What is not so well-known is that:
The number of up-down walks of length $2n$ that stay nonnegative, but do not necessarily return to $0$ at the end, is simply $\binom{2n}{n}$.
This fact came up in my research a few days ago, and I figured that this had to be a trivial theorem that was easy to prove. Several hours of failed attempts later, I found myself googling “positive walks central binomial coefficients” and came across a wonderful recent paper of M. van Leeuwen.
He describes a bijective way of proving this fact by matching the walks with the recurrent (returning-to-zero) walks that are not necessarily positive. Clearly there are $\binom{2n}{n}$ such walks of the latter sort, since they can be thought of as walks from one corner to the opposite corner on a rotated $n\times n$ grid.
To construct the bijection, consider any recurrent walk from $0$ to $2n$. If the walk is already positive, simply map it to itself. If the walk becomes negative at any point, consider the first times the walk reaches $-1,-2,\ldots,-d$, where $-d$ is the minimum value of the walk. The step just before each of these positions must have been a down-step, and by simply changing each of these $d$ down-steps to an up-step, we end up with a positive walk of length $2n$.
To see that this is bijective, notice that if we had flipped $d$ of the down-steps of the recurrent walk, the last step of the new walk ends at height $2d$. So, to reverse the process, let $2d$ be the ending height of a given positive walk, and we wish to flip $d$ of the up-steps back to down-steps. But the ones we had flipped must be the steps following the last visits to heights $0,1,2,\ldots,d-1$ in the positive walk, by the above construction, so we simply find these visits and flip down the steps following each of them. Beautiful!
Hi Maria,
Very nice!
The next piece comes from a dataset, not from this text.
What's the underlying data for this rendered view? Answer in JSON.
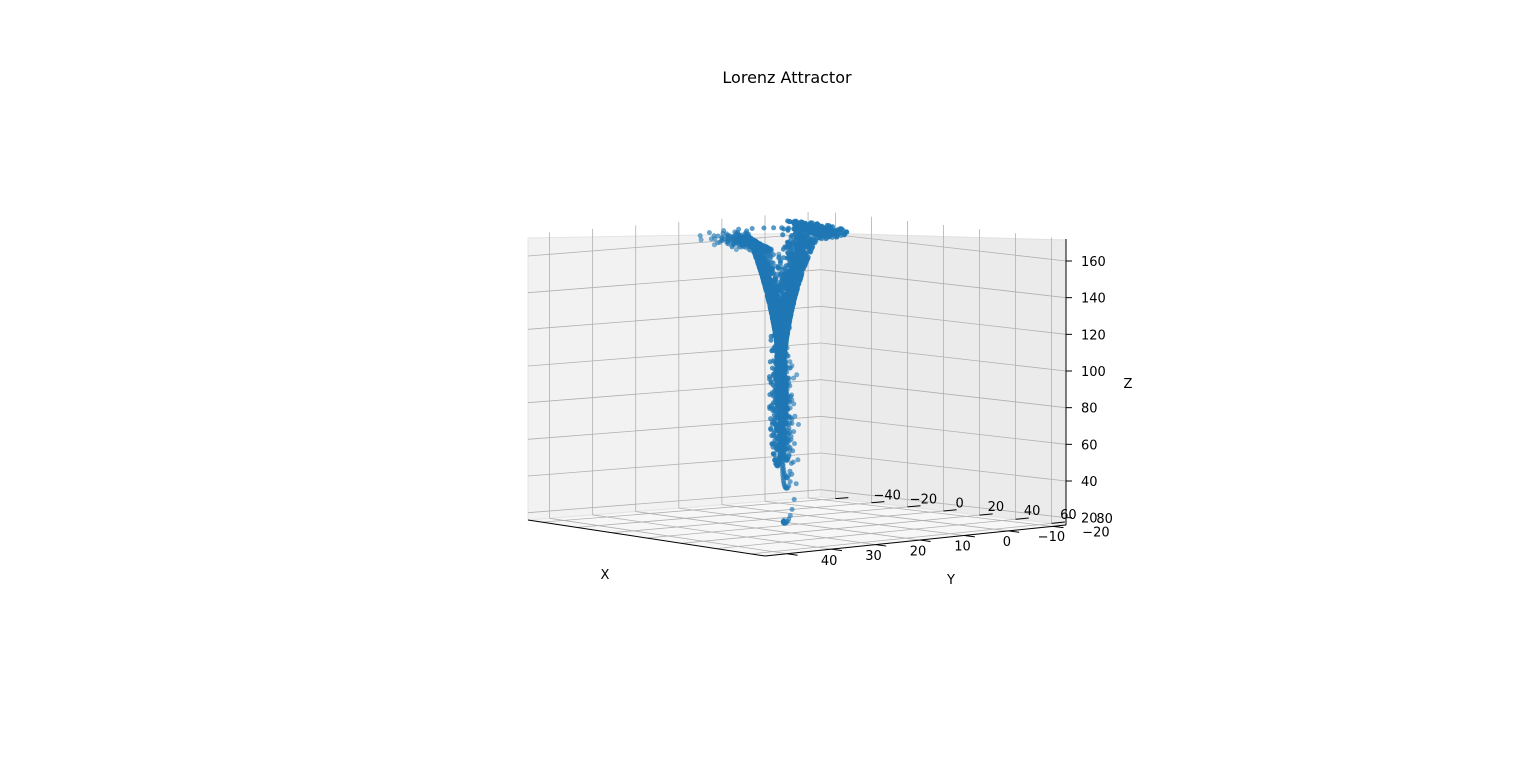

This reminds me very much of the following problem: given a positive integer n, construct a bijection from the n-subsets of [2n+1] to the (n+1)-subsets of [2n+1] such that every n-subset is contained in its image.
Steven
I’ve seen this bijection rediscovered and reproven so many times now that I start to wonder where it appeared first. The earliest mention I know is in Christian Stump’s 2008 PhD thesis, Proposition 2.33., but clearly it must have been around way longer.
Interesting, glad to hear the alternate reference. I think it’s often re-proven because you usually don’t see it mentioned in the standard combinatorics texts. Hopefully a combinatorics text will come out that includes it, so that we can have a standard reference for it.